A common misapprehension about the modern scoring of the Rorschach inkblot test is that the content of the projections of the respondent is the main focus of the scorer. However, the American psychologist John E. Exner created a highly standardized system in which "responses are scored with reference to their level of vagueness or synthesis of multiple images in the blot, the location of the response, which of a variety of determinants is used to produce the response (for example, whether the shape of the inkblot, its color, or its texture is primary in making it look like what it is said to resemble), the form quality of the response (to what extent a response is faithful to how the actual inkblot looks), the contents of the response (what the respondent actually sees in the blot), the degree of mental organizing activity that is involved in producing the response, and any illogical, incongruous, or incoherent aspects of responses" (Berger 2005). In short, the process of cognition is the focus of the analysis, not whether the respondent has more sexual than non-sexual imagery in his or her responses, for example. In terms of the benefits of a purely projective test, theoretically if only the projections are analyzed, the test-taker could project ideas onto paint splatters on the wall, and a therapist could subjectively analyze the subject's apprehension of formless space in that context. But the Rorschach blots are standardized, so the test can be subject to standards of reliability and validity.
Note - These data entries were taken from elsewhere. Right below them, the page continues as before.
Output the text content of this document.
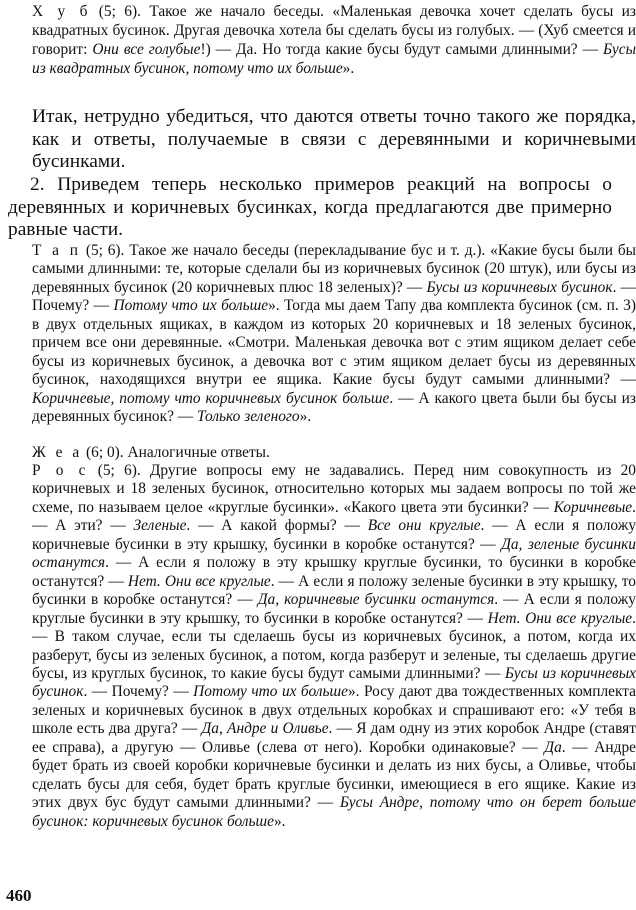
Х у б (5; 6). Такое же начало беседы. «Маленькая девочка хочет сделать бусы из квадратных бусинок. Другая девочка хотела бы сделать бусы из голубых. — (Хуб смеется и говорит: Они все голубые!) — Да. Но тогда какие бусы будут самыми длинными? — Бусы из квадратных бусинок, потому что их больше».

Итак, нетрудно убедиться, что даются ответы точно такого же порядка, как и ответы, получаемые в связи с деревянными и коричневыми бусинками.

2. Приведем теперь несколько примеров реакций на вопросы о деревянных и коричневых бусинках, когда предлагаются две примерно равные части.

Т а п (5; 6). Такое же начало беседы (перекладывание бус и т. д.). «Какие бусы были бы самыми длинными: те, которые сделали бы из коричневых бусинок (20 штук), или бусы из деревянных бусинок (20 коричневых плюс 18 зеленых)? — Бусы из коричневых бусинок. — Почему? — Потому что их больше». Тогда мы даем Тапу два комплекта бусинок (см. п. 3) в двух отдельных ящиках, в каждом из которых 20 коричневых и 18 зеленых бусинок, причем все они деревянные. «Смотри. Маленькая девочка вот с этим ящиком делает себе бусы из коричневых бусинок, а девочка вот с этим ящиком делает бусы из деревянных бусинок, находящихся внутри ее ящика. Какие бусы будут самыми длинными? — Коричневые, потому что коричневых бусинок больше. — А какого цвета были бы бусы из деревянных бусинок? — Только зеленого».

Ж е а (6; 0). Аналогичные ответы.

Р о с (5; 6). Другие вопросы ему не задавались. Перед ним совокупность из 20 коричневых и 18 зеленых бусинок, относительно которых мы задаем вопросы по той же схеме, по называем целое «круглые бусинки». «Какого цвета эти бусинки? — Коричневые. — А эти? — Зеленые. — А какой формы? — Все они круглые. — А если я положу коричневые бусинки в эту крышку, бусинки в коробке останутся? — Да, зеленые бусинки останутся. — А если я положу в эту крышку круглые бусинки, то бусинки в коробке останутся? — Нет. Они все круглые. — А если я положу зеленые бусинки в эту крышку, то бусинки в коробке останутся? — Да, коричневые бусинки останутся. — А если я положу круглые бусинки в эту крышку, то бусинки в коробке останутся? — Нет. Они все круглые. — В таком случае, если ты сделаешь бусы из коричневых бусинок, а потом, когда их разберут, бусы из зеленых бусинок, а потом, когда разберут и зеленые, ты сделаешь другие бусы, из круглых бусинок, то какие бусы будут самыми длинными? — Бусы из коричневых бусинок. — Почему? — Потому что их больше». Росу дают два тождественных комплекта зеленых и коричневых бусинок в двух отдельных коробках и спрашивают его: «У тебя в школе есть два друга? — Да, Андре и Оливье. — Я дам одну из этих коробок Андре (ставят ее справа), а другую — Оливье (слева от него). Коробки одинаковые? — Да. — Андре будет брать из своей коробки коричневые бусинки и делать из них бусы, а Оливье, чтобы сделать бусы для себя, будет брать круглые бусинки, имеющиеся в его ящике. Какие из этих двух бус будут самыми длинными? — Бусы Андре, потому что он берет больше бусинок: коричневых бусинок больше».

460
The Exner system requires the therapist to be specially trained in a highly elaborate scoring system, dependant upon mathematical calculations that produce a structural summary of the test data. However, it must be cautioned that the test administrator's score alone does not determine the analysis of the patient. The therapist's summary is also compared with "existing empirical research data on personality characteristics that have been demonstrated to be associated with different kinds of responses," much as an objective test such as the MMPI will be compared with existing normative data. Both the calculations of scores and the interpretation are often done electronically (Berger 2005).
The Exner system was meant to answer critics of the test who noted that a projective test that had become highly influential had "low inter-rater reliability" between different graders (Berger 2005). While different scorers might have very different reactions to a subject that saw a bunny in one blot, for example, the use of color and white space was thought to be something more observable than opinionated. However, the controversy about the test is far from 'blotted out' by Exner's system. Despite its use in court-ordered assessments of mental stability and the fact that "a great strength of Exner's system was thought to be the availability of normative scores for various populations…beginning in the mid-1990s others began to attempt to replicate or update these norms, and found they could not" (Berger 2005).